Otherwise, for their defensive interior the Patriots were relying almost exclusively on undrafted rookie Joe Vellano and Chris Jones, a sixth-round pick of the Texans that year that hadn’t even joined the Patriots until after the season started. The team was so thin on depth that the six weeks before Siliga’s emergence saw an overworked Jones play an incredible 450 out of 463 defensive snaps for a -21.0 grade.
This all culminated in a disastrous performance for the run defense against Denver which saw 280 yards surrendered on the ground. Three days later Siliga was promoted to the active roster.
Seizing a Role in New England
Siliga took advantage of his opportunity quickly. In just 12 snaps of run defense in his first game against Houston, Siliga came up with a pair of run stops. He would go on to have 15 more Run Stops over the next six games including the playoffs on his way to a +7.1 run defense grade for the season – a stark contrast to the cumulative -45.0 posted by the rest of the Patriots’ defensive interior. And among defensive tackles that played at least 25% of snaps Siliga’s Run Stop Percentage of 10.5 would have been seventh-best in the league.

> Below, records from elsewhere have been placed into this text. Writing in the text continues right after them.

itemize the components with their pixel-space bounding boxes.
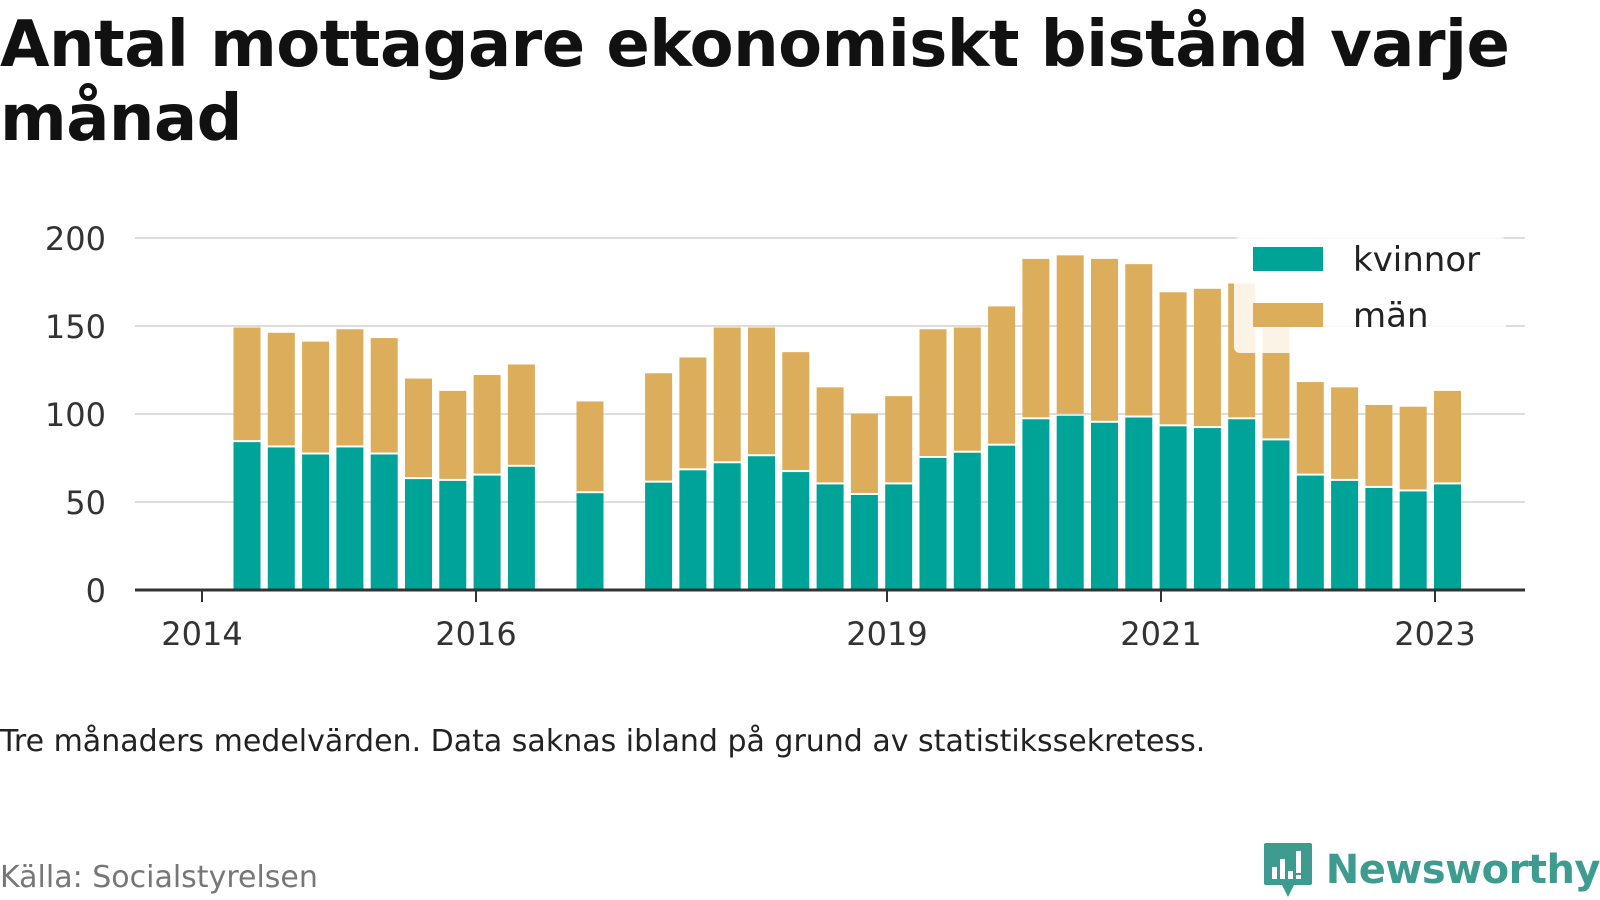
bar-man xyxy=(405,378,432,478)
bar-kvinnor xyxy=(439,480,467,590)
legend-label: kvinnor xyxy=(1353,240,1480,280)
bar-kvinnor xyxy=(748,456,775,590)
bar-man xyxy=(1434,390,1461,483)
bar-kvinnor xyxy=(302,454,330,590)
y-tick-label: 0 xyxy=(86,572,106,610)
stacked-bar-chart: 0 50 100 150 200 2014 2016 2019 2021 2023 kvinnor m… xyxy=(45,220,1525,653)
bar-kvinnor xyxy=(1125,417,1153,590)
chart-note: Tre månaders medelvärden. Data saknas ib… xyxy=(0,724,1206,759)
bar-man xyxy=(473,375,501,474)
source-label: Källa: Socialstyrelsen xyxy=(0,860,318,895)
bar-kvinnor xyxy=(885,484,913,590)
bar-kvinnor xyxy=(233,442,261,590)
bar-man xyxy=(507,364,535,465)
bar-kvinnor xyxy=(919,458,947,590)
bar-kvinnor xyxy=(679,470,707,590)
bar-man xyxy=(1296,382,1324,474)
bar-kvinnor xyxy=(988,445,1016,590)
bar-man xyxy=(1399,406,1427,490)
x-tick-label: 2021 xyxy=(1120,615,1201,653)
bar-kvinnor xyxy=(782,472,810,590)
bar-kvinnor xyxy=(1331,480,1359,590)
bar-man xyxy=(336,329,364,446)
bar-man xyxy=(1056,255,1084,414)
bar-man xyxy=(748,327,775,455)
bar-man xyxy=(370,338,398,453)
y-tick-label: 200 xyxy=(45,220,106,258)
bar-man xyxy=(1022,258,1050,418)
legend: kvinnor män xyxy=(1234,237,1506,353)
brand-logo[interactable]: Newsworthy xyxy=(1262,840,1600,900)
chart-title: Antal mottagare ekonomiskt bistånd varje… xyxy=(0,8,1510,156)
bar-man xyxy=(1091,258,1118,421)
bar-kvinnor xyxy=(370,454,398,590)
bar-man xyxy=(850,413,878,493)
bar-chart-speech-bubble-icon xyxy=(1263,843,1312,897)
x-tick-label: 2016 xyxy=(435,615,516,653)
bar-kvinnor xyxy=(336,447,364,590)
bar-man xyxy=(988,306,1016,444)
bar-kvinnor xyxy=(1022,419,1050,590)
bar-kvinnor xyxy=(1091,422,1118,590)
y-tick-label: 150 xyxy=(45,308,106,346)
bar-man xyxy=(233,327,261,441)
bar-man xyxy=(953,327,981,451)
bar-kvinnor xyxy=(507,466,535,590)
bar-man xyxy=(267,332,295,446)
bar-kvinnor xyxy=(1399,491,1427,590)
bar-kvinnor xyxy=(1296,475,1324,590)
legend-swatch xyxy=(1253,247,1323,271)
bar-kvinnor xyxy=(1159,426,1187,590)
bar-kvinnor xyxy=(1262,440,1290,590)
bar-man xyxy=(713,327,741,462)
bar-kvinnor xyxy=(1365,487,1393,590)
bar-kvinnor xyxy=(953,452,981,590)
bar-man xyxy=(1125,264,1153,416)
bar-man xyxy=(885,396,913,483)
brand-name: Newsworthy xyxy=(1325,847,1600,893)
bar-kvinnor xyxy=(816,484,844,590)
bar-kvinnor xyxy=(1193,428,1221,590)
bar-kvinnor xyxy=(645,482,673,590)
bar-kvinnor xyxy=(405,479,432,590)
x-tick-label: 2014 xyxy=(161,615,242,653)
x-tick-label: 2023 xyxy=(1394,615,1475,653)
bar-man xyxy=(645,373,673,481)
x-tick-label: 2019 xyxy=(846,615,927,653)
bar-man xyxy=(1331,387,1359,479)
bar-kvinnor xyxy=(713,463,741,590)
bars xyxy=(233,255,1461,590)
bar-man xyxy=(439,390,467,479)
bar-man xyxy=(1193,288,1221,427)
bar-kvinnor xyxy=(1228,419,1256,590)
bar-kvinnor xyxy=(850,494,878,590)
bar-man xyxy=(919,329,947,456)
bar-man xyxy=(679,357,707,469)
bar-kvinnor xyxy=(1056,415,1084,590)
bar-man xyxy=(1159,292,1187,425)
bar-man xyxy=(1365,404,1393,486)
bar-kvinnor xyxy=(473,475,501,590)
legend-label: män xyxy=(1353,296,1429,336)
bar-kvinnor xyxy=(576,493,604,590)
bar-kvinnor xyxy=(267,447,295,590)
y-tick-label: 100 xyxy=(45,396,106,434)
bar-man xyxy=(576,401,604,492)
bar-man xyxy=(782,352,810,471)
bar-man xyxy=(302,341,330,453)
legend-swatch xyxy=(1253,303,1323,327)
bar-man xyxy=(816,387,844,483)
y-tick-label: 50 xyxy=(65,484,106,522)
bar-kvinnor xyxy=(1434,484,1461,590)
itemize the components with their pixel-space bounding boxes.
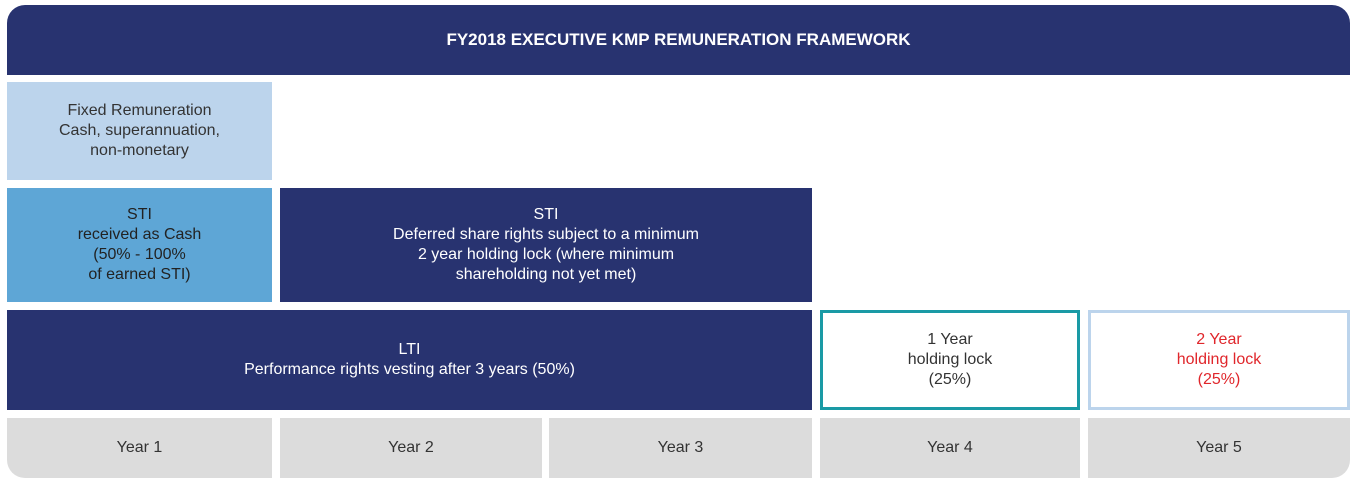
year-cell: Year 1 xyxy=(7,418,272,478)
year-cell: Year 4 xyxy=(820,418,1080,478)
block-text: shareholding not yet met) xyxy=(455,266,637,283)
lti: LTI Performance rights vesting after 3 ye… xyxy=(7,310,812,410)
block-text: received as Cash xyxy=(77,226,202,243)
block-text: STI xyxy=(533,206,559,223)
block-text: non-monetary xyxy=(90,142,189,159)
title: FY2018 EXECUTIVE KMP REMUNERATION FRAMEW… xyxy=(446,30,911,49)
header: FY2018 EXECUTIVE KMP REMUNERATION FRAMEW… xyxy=(7,5,1350,75)
block-text: LTI xyxy=(398,341,421,358)
block-text: of earned STI) xyxy=(88,266,191,283)
block-text: (25%) xyxy=(1197,371,1241,388)
block-text: (50% - 100% xyxy=(93,246,186,263)
block-text: holding lock xyxy=(1176,351,1262,368)
year-cell: Year 5 xyxy=(1088,418,1350,478)
block-text: Fixed Remuneration xyxy=(67,102,212,119)
holding-lock-2-year: 2 Year holding lock (25%) xyxy=(1088,310,1350,410)
block-text: 1 Year xyxy=(927,331,973,348)
year-cell: Year 2 xyxy=(280,418,542,478)
year-cell: Year 3 xyxy=(549,418,812,478)
block-text: Deferred share rights subject to a minim… xyxy=(393,226,699,243)
sti-deferred: STI Deferred share rights subject to a mi… xyxy=(280,188,812,302)
block-text: 2 Year xyxy=(1196,331,1242,348)
block-text: holding lock xyxy=(907,351,993,368)
block-text: Cash, superannuation, xyxy=(59,122,220,139)
block-text: STI xyxy=(127,206,152,223)
block-text: Performance rights vesting after 3 years… xyxy=(244,361,575,378)
sti-cash: STI received as Cash (50% - 100% of earned … xyxy=(7,188,272,302)
block-text: 2 year holding lock (where minimum xyxy=(417,246,675,263)
block-text: (25%) xyxy=(928,371,972,388)
fixed-remuneration: Fixed Remuneration Cash, superannuation, n… xyxy=(7,82,272,180)
holding-lock-1-year: 1 Year holding lock (25%) xyxy=(820,310,1080,410)
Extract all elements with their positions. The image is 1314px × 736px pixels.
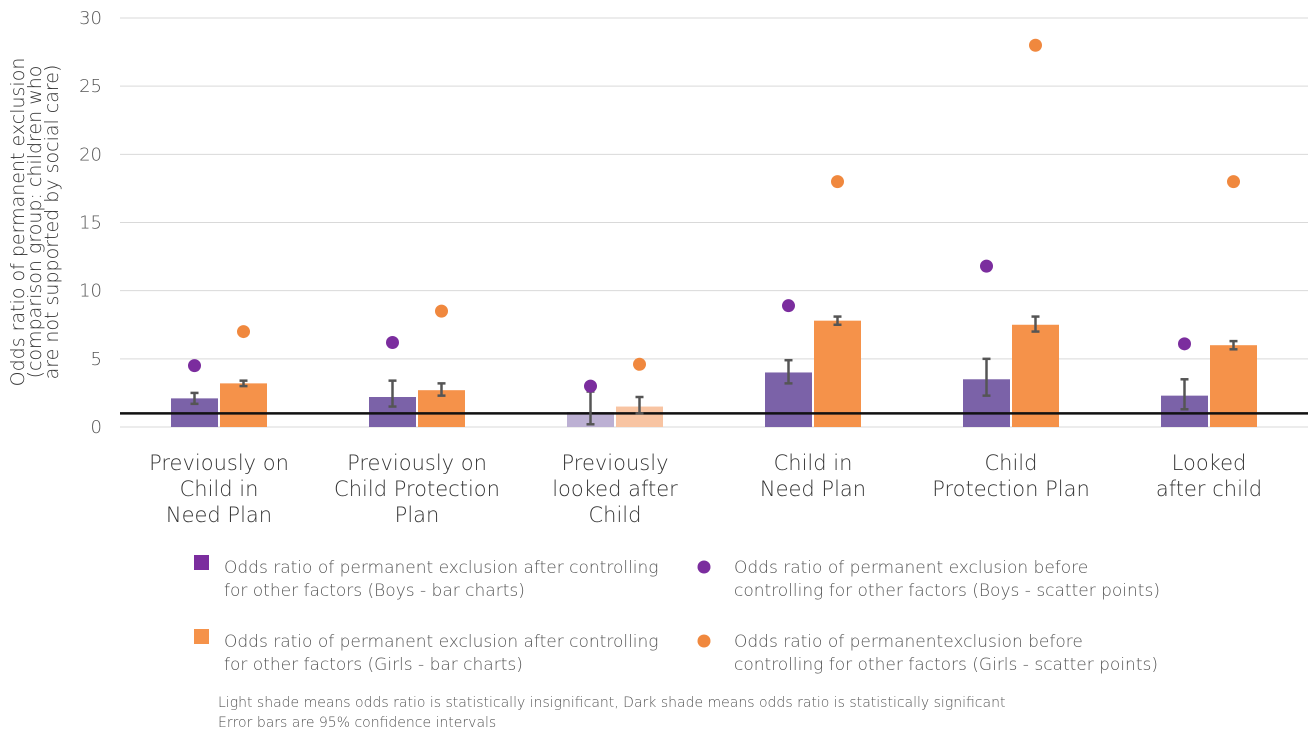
- category-label-line: Protection Plan: [932, 477, 1090, 501]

Siliga impressed the coaching staff enough during his brief stint that his roster spot was secured despite missing almost all of the next training camp and preseason with a hand injury. Veteran Tommy Kelly was waived the day before Siliga returned to practice, showing the coaching staff was still confident in entering the season with him as the starter next to Wilfork.
But Siliga’s emergence was delayed once more as a foot injury suffered early against Oakland in Week 3 sidelined him for the next eight weeks as the Patriots placed him on short term IR. In a showing eerily similar to his 2013 season Siliga was in the rotation for just the last seven games of the season including the playoffs. And once again his Run Stop Percentage was impressive among players that played at least 25% of snaps – this time second-best in the league at 12.1.
Furthermore, well having 11 hurries, two hits, and five sacks in 228 pass rush attempts over the past two seasons aren’t amazing numbers they show that Siliga is more than just the pure run stuffer he was advertised as coming out of college. His 7.6 Pass Rushing Productivity score, if extended over last season, would have tied him for the 10th-best rate at his position and shows he is plenty capable of being a three-down player.
A Bright Future Ahead
Having twice shown that he can be quite an effective player for half a season the next step for Siliga is to sustain his performance over a full season. And with Wilfork gone the Patriots more than ever will be counting on him to do so. The honeymoon period of being a surprisingly effective player is over, now Siliga will be counted on to perform consistently and lead a defensive interior that is comprised completely of young or unknown players. But if his past performances are any indication of the future, there is at least one major question of the Patriots’ defense that already has an answer.